Горохов осторожно выбрался из-за стола. Охрименко недоверчиво сощурился, наблюдая за его приближением. Недоверие сменилось лёгким испугом, когда Горохов нежно прихватил его за лацканы, приподнимаясь на цыпочки и заглядывая в лицо.
— Ты чего, Горохов?
— Христом Богом… — выдохнул Горохов. — Чем хочешь! Выручи, не погуби! До гробовой доски коньяком поить буду!
— Да что случилось-то?! — Охрименко пытался осторожно отнять чужие руки.
— Подарок. Девочке. Девять лет, любит читать…
— Тьфу, ты! Чёрт малахольный! Напугал, — сказал Валька и заулыбался. — А что конкретно-то?
— Ну, Валь, ну! Не мне тебя учить… У тебя самого девочки-погодки, — подпустил елея Горохов. — Сам я книгу хотел, но не нашлось подходящей для подарка, особенной…
Охрименко кивал, уже что-то соображая.
— Однако, как всё интересно, — сказал он неопределённо, улыбаясь ещё шире, и заторопился уходить, — Договорились! Чип и Дэйл спешат на помощь!
Без пяти минут доктор выкатился из кабинета.
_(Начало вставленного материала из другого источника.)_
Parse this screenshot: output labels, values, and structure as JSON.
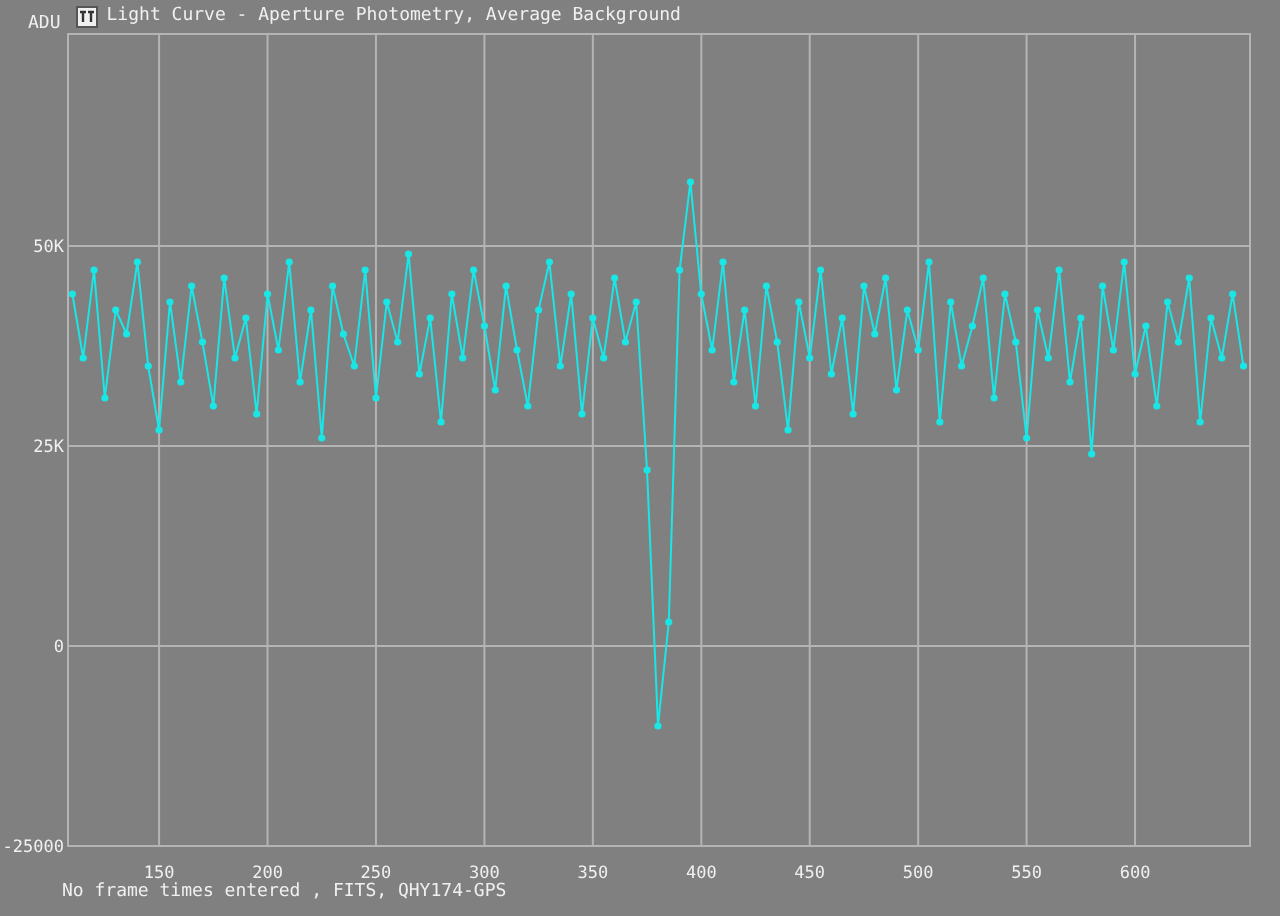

«Скорее — Рокфор», — подумал Горохов, но успокоился. Вальке можно доверять на все сто. — «Пойду-ка, и я».
Люся проверяла курсовые работы, покусывая авторучку с красной пастой. Горохов чмокнул её в теплую душистую макушку и пошёл переодеваться в домашнее. «Хэппи бёз дэй ту ю», — напевал он фальшиво, пристраивая пиджак на плечики. Не удержался, просто. — «Пам-парам-пам ту ю»…
Без слов выходило не лучше, и он замолчал. В комнату заглянула Люся, взгляд поверх очков пытливый. Выглядела она донельзя заинтригованной, и сама походила на девочку, у которой скоро день рождения. Горохов состроил невинную физиономию.